David Darriba Pérez
Primavera en Gokayama
En el alba, justo en ese preciso instante que la luz quiere explosionar, salir de donde quiera que esté, morder el horizonte perfectamente delimitado y secuestrar los iris que se contraen de forma progresiva, en ese preciso instante, un dulce tintineo aquieta los oídos. Las campanillas alargan su sonido por las aldeas de Gokayama hasta que se pierde entre los verdes claros de las montañas y los rosados de los cerezos que ya despuntan. La luz comienza a deslizarse por los afilados tejados de paja cuando despierta Sayuri. Desayuna arroz al vapor, tamagoyaki... y observa el amanecer a través de la ventana entre breves tragos de té blanco.

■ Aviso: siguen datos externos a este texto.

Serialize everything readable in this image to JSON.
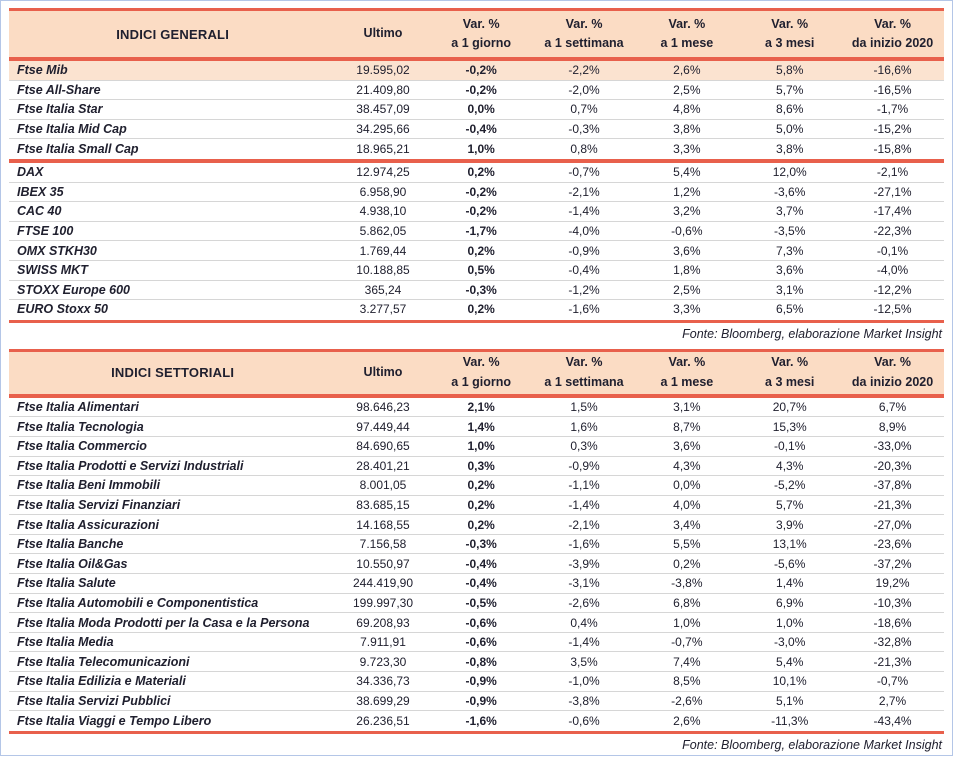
{
  "colors": {
    "accent_red": "#e8604c",
    "header_bg": "#fbdcc4",
    "highlight_row_bg": "#fbe3d0",
    "outer_border_blue": "#b4c6e7",
    "row_divider": "#d6d6d6",
    "text": "#20202f"
  },
  "tables": [
    {
      "title": "INDICI GENERALI",
      "columns": [
        {
          "line1": "Ultimo",
          "line2": ""
        },
        {
          "line1": "Var. %",
          "line2": "a 1 giorno"
        },
        {
          "line1": "Var. %",
          "line2": "a 1 settimana"
        },
        {
          "line1": "Var. %",
          "line2": "a 1 mese"
        },
        {
          "line1": "Var. %",
          "line2": "a 3 mesi"
        },
        {
          "line1": "Var. %",
          "line2": "da inizio 2020"
        }
      ],
      "groups": [
        {
          "rows": [
            {
              "name": "Ftse Mib",
              "highlight": true,
              "values": [
                "19.595,02",
                "-0,2%",
                "-2,2%",
                "2,6%",
                "5,8%",
                "-16,6%"
              ]
            },
            {
              "name": "Ftse All-Share",
              "highlight": false,
              "values": [
                "21.409,80",
                "-0,2%",
                "-2,0%",
                "2,5%",
                "5,7%",
                "-16,5%"
              ]
            },
            {
              "name": "Ftse Italia Star",
              "highlight": false,
              "values": [
                "38.457,09",
                "0,0%",
                "0,7%",
                "4,8%",
                "8,6%",
                "-1,7%"
              ]
            },
            {
              "name": "Ftse Italia Mid Cap",
              "highlight": false,
              "values": [
                "34.295,66",
                "-0,4%",
                "-0,3%",
                "3,8%",
                "5,0%",
                "-15,2%"
              ]
            },
            {
              "name": "Ftse Italia Small Cap",
              "highlight": false,
              "values": [
                "18.965,21",
                "1,0%",
                "0,8%",
                "3,3%",
                "3,8%",
                "-15,8%"
              ]
            }
          ]
        },
        {
          "rows": [
            {
              "name": "DAX",
              "highlight": false,
              "values": [
                "12.974,25",
                "0,2%",
                "-0,7%",
                "5,4%",
                "12,0%",
                "-2,1%"
              ]
            },
            {
              "name": "IBEX 35",
              "highlight": false,
              "values": [
                "6.958,90",
                "-0,2%",
                "-2,1%",
                "1,2%",
                "-3,6%",
                "-27,1%"
              ]
            },
            {
              "name": "CAC 40",
              "highlight": false,
              "values": [
                "4.938,10",
                "-0,2%",
                "-1,4%",
                "3,2%",
                "3,7%",
                "-17,4%"
              ]
            },
            {
              "name": "FTSE 100",
              "highlight": false,
              "values": [
                "5.862,05",
                "-1,7%",
                "-4,0%",
                "-0,6%",
                "-3,5%",
                "-22,3%"
              ]
            },
            {
              "name": "OMX STKH30",
              "highlight": false,
              "values": [
                "1.769,44",
                "0,2%",
                "-0,9%",
                "3,6%",
                "7,3%",
                "-0,1%"
              ]
            },
            {
              "name": "SWISS MKT",
              "highlight": false,
              "values": [
                "10.188,85",
                "0,5%",
                "-0,4%",
                "1,8%",
                "3,6%",
                "-4,0%"
              ]
            },
            {
              "name": "STOXX Europe 600",
              "highlight": false,
              "values": [
                "365,24",
                "-0,3%",
                "-1,2%",
                "2,5%",
                "3,1%",
                "-12,2%"
              ]
            },
            {
              "name": "EURO Stoxx 50",
              "highlight": false,
              "values": [
                "3.277,57",
                "0,2%",
                "-1,6%",
                "3,3%",
                "6,5%",
                "-12,5%"
              ]
            }
          ]
        }
      ],
      "source_note": "Fonte: Bloomberg, elaborazione Market Insight"
    },
    {
      "title": "INDICI SETTORIALI",
      "columns": [
        {
          "line1": "Ultimo",
          "line2": ""
        },
        {
          "line1": "Var. %",
          "line2": "a 1 giorno"
        },
        {
          "line1": "Var. %",
          "line2": "a 1 settimana"
        },
        {
          "line1": "Var. %",
          "line2": "a 1 mese"
        },
        {
          "line1": "Var. %",
          "line2": "a 3 mesi"
        },
        {
          "line1": "Var. %",
          "line2": "da inizio 2020"
        }
      ],
      "groups": [
        {
          "rows": [
            {
              "name": "Ftse Italia Alimentari",
              "highlight": false,
              "values": [
                "98.646,23",
                "2,1%",
                "1,5%",
                "3,1%",
                "20,7%",
                "6,7%"
              ]
            },
            {
              "name": "Ftse Italia Tecnologia",
              "highlight": false,
              "values": [
                "97.449,44",
                "1,4%",
                "1,6%",
                "8,7%",
                "15,3%",
                "8,9%"
              ]
            },
            {
              "name": "Ftse Italia Commercio",
              "highlight": false,
              "values": [
                "84.690,65",
                "1,0%",
                "0,3%",
                "3,6%",
                "-0,1%",
                "-33,0%"
              ]
            },
            {
              "name": "Ftse Italia Prodotti e Servizi Industriali",
              "highlight": false,
              "values": [
                "28.401,21",
                "0,3%",
                "-0,9%",
                "4,3%",
                "4,3%",
                "-20,3%"
              ]
            },
            {
              "name": "Ftse Italia Beni Immobili",
              "highlight": false,
              "values": [
                "8.001,05",
                "0,2%",
                "-1,1%",
                "0,0%",
                "-5,2%",
                "-37,8%"
              ]
            },
            {
              "name": "Ftse Italia Servizi Finanziari",
              "highlight": false,
              "values": [
                "83.685,15",
                "0,2%",
                "-1,4%",
                "4,0%",
                "5,7%",
                "-21,3%"
              ]
            },
            {
              "name": "Ftse Italia Assicurazioni",
              "highlight": false,
              "values": [
                "14.168,55",
                "0,2%",
                "-2,1%",
                "3,4%",
                "3,9%",
                "-27,0%"
              ]
            },
            {
              "name": "Ftse Italia Banche",
              "highlight": false,
              "values": [
                "7.156,58",
                "-0,3%",
                "-1,6%",
                "5,5%",
                "13,1%",
                "-23,6%"
              ]
            },
            {
              "name": "Ftse Italia Oil&Gas",
              "highlight": false,
              "values": [
                "10.550,97",
                "-0,4%",
                "-3,9%",
                "0,2%",
                "-5,6%",
                "-37,2%"
              ]
            },
            {
              "name": "Ftse Italia Salute",
              "highlight": false,
              "values": [
                "244.419,90",
                "-0,4%",
                "-3,1%",
                "-3,8%",
                "1,4%",
                "19,2%"
              ]
            },
            {
              "name": "Ftse Italia Automobili e Componentistica",
              "highlight": false,
              "values": [
                "199.997,30",
                "-0,5%",
                "-2,6%",
                "6,8%",
                "6,9%",
                "-10,3%"
              ]
            },
            {
              "name": "Ftse Italia Moda Prodotti per la Casa e la Persona",
              "highlight": false,
              "values": [
                "69.208,93",
                "-0,6%",
                "0,4%",
                "1,0%",
                "1,0%",
                "-18,6%"
              ]
            },
            {
              "name": "Ftse Italia Media",
              "highlight": false,
              "values": [
                "7.911,91",
                "-0,6%",
                "-1,4%",
                "-0,7%",
                "-3,0%",
                "-32,8%"
              ]
            },
            {
              "name": "Ftse Italia Telecomunicazioni",
              "highlight": false,
              "values": [
                "9.723,30",
                "-0,8%",
                "3,5%",
                "7,4%",
                "5,4%",
                "-21,3%"
              ]
            },
            {
              "name": "Ftse Italia Edilizia e Materiali",
              "highlight": false,
              "values": [
                "34.336,73",
                "-0,9%",
                "-1,0%",
                "8,5%",
                "10,1%",
                "-0,7%"
              ]
            },
            {
              "name": "Ftse Italia Servizi Pubblici",
              "highlight": false,
              "values": [
                "38.699,29",
                "-0,9%",
                "-3,8%",
                "-2,6%",
                "5,1%",
                "2,7%"
              ]
            },
            {
              "name": "Ftse Italia Viaggi e Tempo Libero",
              "highlight": false,
              "values": [
                "26.236,51",
                "-1,6%",
                "-0,6%",
                "2,6%",
                "-11,3%",
                "-43,4%"
              ]
            }
          ]
        }
      ],
      "source_note": "Fonte: Bloomberg, elaborazione Market Insight"
    }
  ]
}
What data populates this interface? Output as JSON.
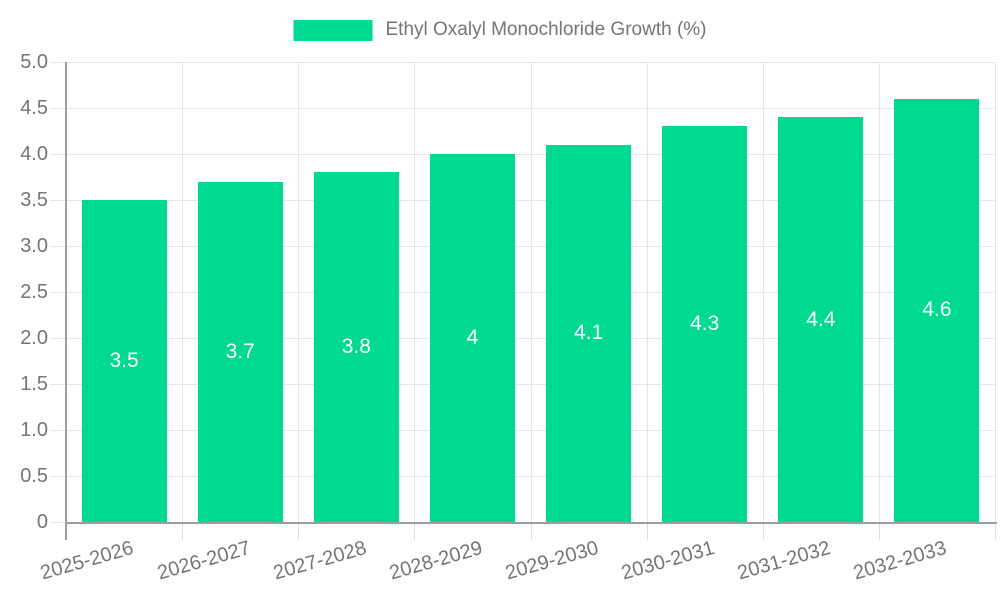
{
  "chart_data": {
    "type": "bar",
    "title": "Ethyl Oxalyl Monochloride Growth (%)",
    "legend": {
      "position": "top",
      "label": "Ethyl Oxalyl Monochloride Growth (%)"
    },
    "categories": [
      "2025-2026",
      "2026-2027",
      "2027-2028",
      "2028-2029",
      "2029-2030",
      "2030-2031",
      "2031-2032",
      "2032-2033"
    ],
    "series": [
      {
        "name": "Ethyl Oxalyl Monochloride Growth (%)",
        "values": [
          3.5,
          3.7,
          3.8,
          4,
          4.1,
          4.3,
          4.4,
          4.6
        ],
        "value_labels": [
          "3.5",
          "3.7",
          "3.8",
          "4",
          "4.1",
          "4.3",
          "4.4",
          "4.6"
        ]
      }
    ],
    "xlabel": "",
    "ylabel": "",
    "ylim": [
      0,
      5
    ],
    "ytick_step": 0.5,
    "ytick_labels": [
      "0",
      "0.5",
      "1.0",
      "1.5",
      "2.0",
      "2.5",
      "3.0",
      "3.5",
      "4.0",
      "4.5",
      "5.0"
    ],
    "grid": true,
    "colors": {
      "bar": "#00DA8E",
      "axis": "#9e9e9e",
      "gridline": "#e6e6e6",
      "tick_text": "#757575",
      "value_text": "#ffffff"
    }
  }
}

Sayuri sustituye las hojas sucias de morera por otras limpias. Los gusanos de seda con una contorsión de sus cuerpos, avanzan por ellas y en ocasiones quedan colgados, balanceándose, hasta que consiguen subir o caen para volver a empezar.
Shinta, el padre de Sayuri, baja todos los días a la ciudad donde trabaja fabricando campanas. Su madre Ume lo hace en la pequeña tierra donde también irá su hija en cuanto termine las labores de la casa. Sus ojos negros y brillantes no se hartan de ver tanta belleza: descansa por un momento sobre sus rodillas, contempla, sonríe ligeramente y desciende los párpados con la suavidad de una pluma. Una vez termina en la casa sale de ella, cruza el pequeño arroyo y se reúne con su madre.
Una campana suena de nuevo, lejana, casi imperceptible. Sayuri sabe que está hecha por su padre, incluso que la toca él; sólo hay que saber escuchar. Ya de pequeña tenía la virtud de identificar estos sonidos. Llegaban a sus oídos y pensaba que su padre quería comunicarse con ella. Reía mientras correteaba por la ladera entre juegos, girando sobre sí misma y haciendo bailar el pelo que caía sobre sus labios. Ahora lo recuerda gratamente mientras continúa chocando metal contra metal y queda tapado por el gorjeo de los pájaros.
Casi están terminando la jornada cuando un vecino viene corriendo hacia ellas sujetándose el gorro de la cabeza; se ha levantado bastante aire. Según se va acercando pueden advertir el rostro desencajado de éste. Su madre comienza a mirarlo con pavor y va al encuentro de él como procurando que su hija no oiga nada; se detienen y hablan. Ume rompe a llorar cayendo de rodillas al embarrado suelo y sus gritos resuenan entre las montañas. Sayuri presiente la triste noticia: ha muerto su padre.
Todo ha cambiado tanto... La alegría se ha perdido quedando secuestrada entre las paredes de la casa, en algún resquicio olvidado. Saben que no volverán a oír la voz acelerada de Shinta; ni sus risas; ni ver su cara de expresión nerviosa. Saben... La alegría se ha perdido... Cenan rodeadas de silencio y casi a oscuras. Tal vez no sepan de qué hablar o simplemente no haya nada de qué hablar. Todo ha cambiado tanto...
Amanece. Apenas desayuna. Cambia con desgana las hojas de morera y se marcha sin mirar a sus gusanos. Las labores de la casa son una losa para ella desde hace casi tres semanas; casi tres semanas ya.
Hoy luce especialmente el sol en Gokayama. Ume apila unas cestas en el carro mientras Sayuri escarba la tierra con un movimiento repetitivo de sus brazos, de arriba abajo, dejando caer y arrastrando hacia ella la azada. Tintín, tintín, parece sonar. Sayuri continúa con su trabajo. Tintín, tintín, puede escuchar ahora con más claridad. Deja apoyada la azada en un árbol y presta mayor atención. Tintín, tintín, tintín, tintín. El asombro llega a sus ojos en forma de lágrimas. No hay duda; esa campanilla no sólo la ha fabricado su padre sino que también la toca él.